Operation Praying Mantis (1988)
After the frigate USS Samuel B. Roberts struck an Iranian mine in the Persian Gulf, injuring 10 sailors, the US Navy retaliated four days later. American forces sank the Iranian frigate Sahand, crippled the frigate Sabalan, destroyed two oil platforms, and sank several smaller combatants. It was the US Navy's largest surface engagement since World War II and effectively halved Iran's operational fleet.
Iran's navy was severely weakened and could no longer contest the Gulf militarily. The Tanker War wound down within months, and a UN-brokered ceasefire ended the Iran-Iraq War in August 1988.

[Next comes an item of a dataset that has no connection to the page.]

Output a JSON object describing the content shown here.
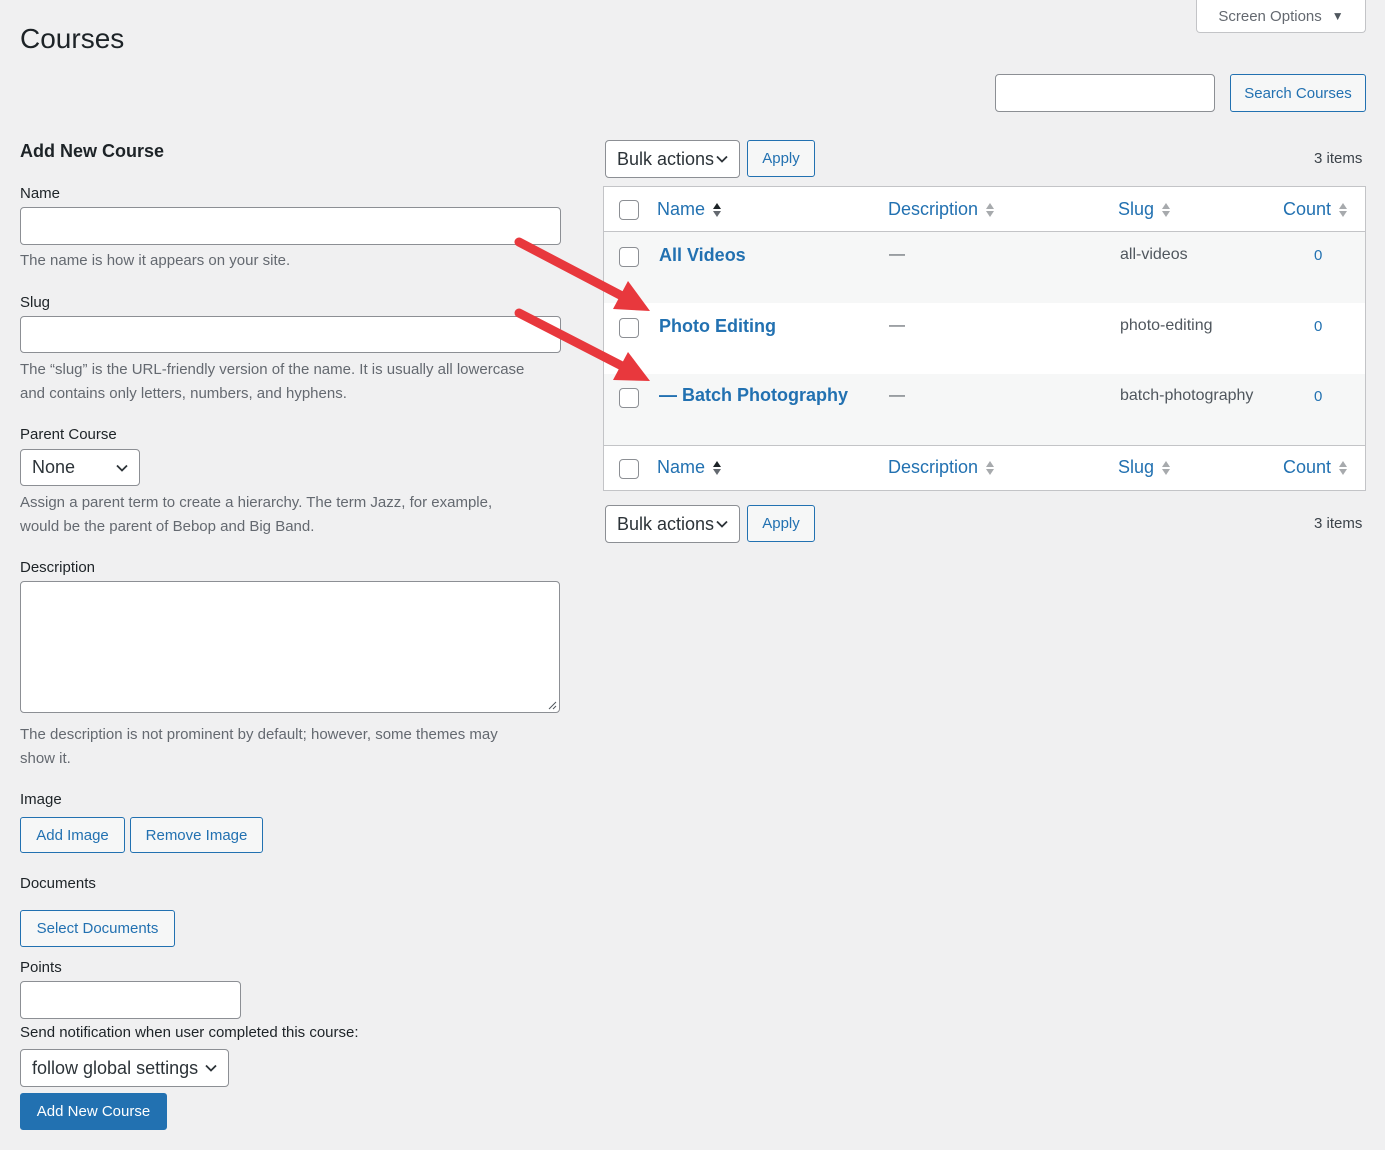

Iran shifted its naval doctrine away from conventional surface warfare toward asymmetric capabilities — fast boats, mines, coastal missiles — designed to make any future confrontation costly for a superior navy. That doctrinal shift directly shapes the threat Iran poses today even after losing its surface fleet again.
The March 2026 strikes echo Praying Mantis almost exactly: US forces destroying Iranian warships at pier and at sea in response to Iranian threats to Gulf shipping. The critical difference is scale — nine ships versus two in 1988 — and the simultaneous decapitation of Iran's political and military leadership, which 1988 did not attempt.